Optical devices are particularly suitable for inspecting the surface of wafers. Examination of the surface can be accomplished, for example, as is known from EP 455 857, by evaluating rays that are reflected from the surface of the wafer.
Also known are optical apparatuses that, by image recognition, allow the detection of a great variety of features on the surface of a wafer or a semiconductor substrate. In this context the wafer is usually illuminated in bright-field fashion and scanned with a camera, for example a matrix camera or linear camera.
It is furthermore known from U.S. Pat. No. 6,587,193 to examine the surface of a wafer, an illumination being selected that scans the wafer in the form of a line. The illuminating line is guided over the surface of the wafer so that a two-dimensional image can be produced.

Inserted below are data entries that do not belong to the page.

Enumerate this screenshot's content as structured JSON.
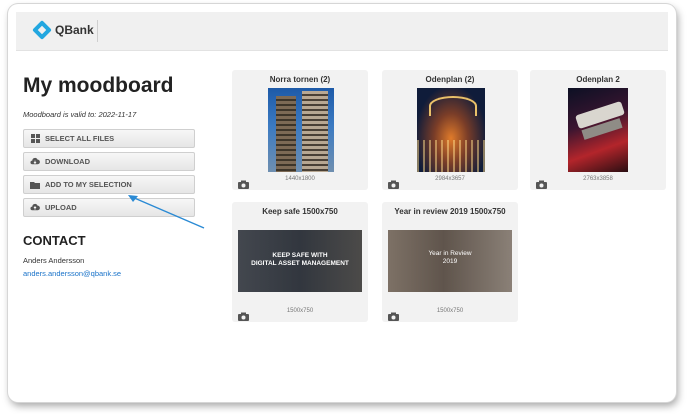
{
  "app": {
    "logo_text": "QBank"
  },
  "moodboard": {
    "title": "My moodboard",
    "valid_text": "Moodboard is valid to: 2022-11-17"
  },
  "actions": {
    "select_all": "SELECT ALL FILES",
    "download": "DOWNLOAD",
    "add_selection": "ADD TO MY SELECTION",
    "upload": "UPLOAD"
  },
  "contact": {
    "heading": "CONTACT",
    "name": "Anders Andersson",
    "email": "anders.andersson@qbank.se"
  },
  "cards": [
    {
      "title": "Norra tornen (2)",
      "dims": "1440x1800"
    },
    {
      "title": "Odenplan (2)",
      "dims": "2984x3657"
    },
    {
      "title": "Odenplan 2",
      "dims": "2763x3858"
    },
    {
      "title": "Keep safe 1500x750",
      "dims": "1500x750",
      "overlay": "KEEP SAFE WITH\nDIGITAL ASSET MANAGEMENT"
    },
    {
      "title": "Year in review 2019 1500x750",
      "dims": "1500x750",
      "overlay": "Year in Review\n2019"
    }
  ],
  "colors": {
    "accent": "#22a7e0",
    "link": "#1a73c9",
    "arrow": "#2a8ad4"
  }
}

US 2003/0202178 A1 furthermore discloses a method and an apparatus for examining a wafer. Here an illumination is irradiated onto the wafer so that an edge of the wafer is struck. The edge of the wafer can thus be sensed and processed by an image processing unit. Defects of the wafer can be ascertained by a comparison of the ascertained edge image with a stored comparison image.
The known systems for inspecting a wafer are designed exclusively for incident-light inspection. The reason for this is principally that silicon wafers are opaque in the region of visible, ultraviolet, and deep ultraviolet light wavelengths. Silicon becomes transparent only at a wavelength above 1000 nm. In these wavelength regions the possibility then presents itself of being able to inspect features below the surface of the wafer, or to observe features on the front side of the wafer through the back side.
For the transmitted-light examination of wafers, however, the known illumination concepts of transmitted-light microscopy require a transmitted-light illuminating optical system below the microscope and a transmitted-light-capable microscope stage, which is not implemented in presently known examination systems. An expansion of the known examination systems to include transmitted-light inspection therefore requires a completely new design. In particular, such systems would need to be equipped with a wafer microscope stage suitable for transmitted light, which has, in contrast to the incident-light wafer microscope stages used hitherto, an unobstructed passthrough opening for the transmitted-light illumination over the entire wafer diameter. Considerable design effort for integrating a transmitted-light illumination system into the wafer inspection device is also necessary.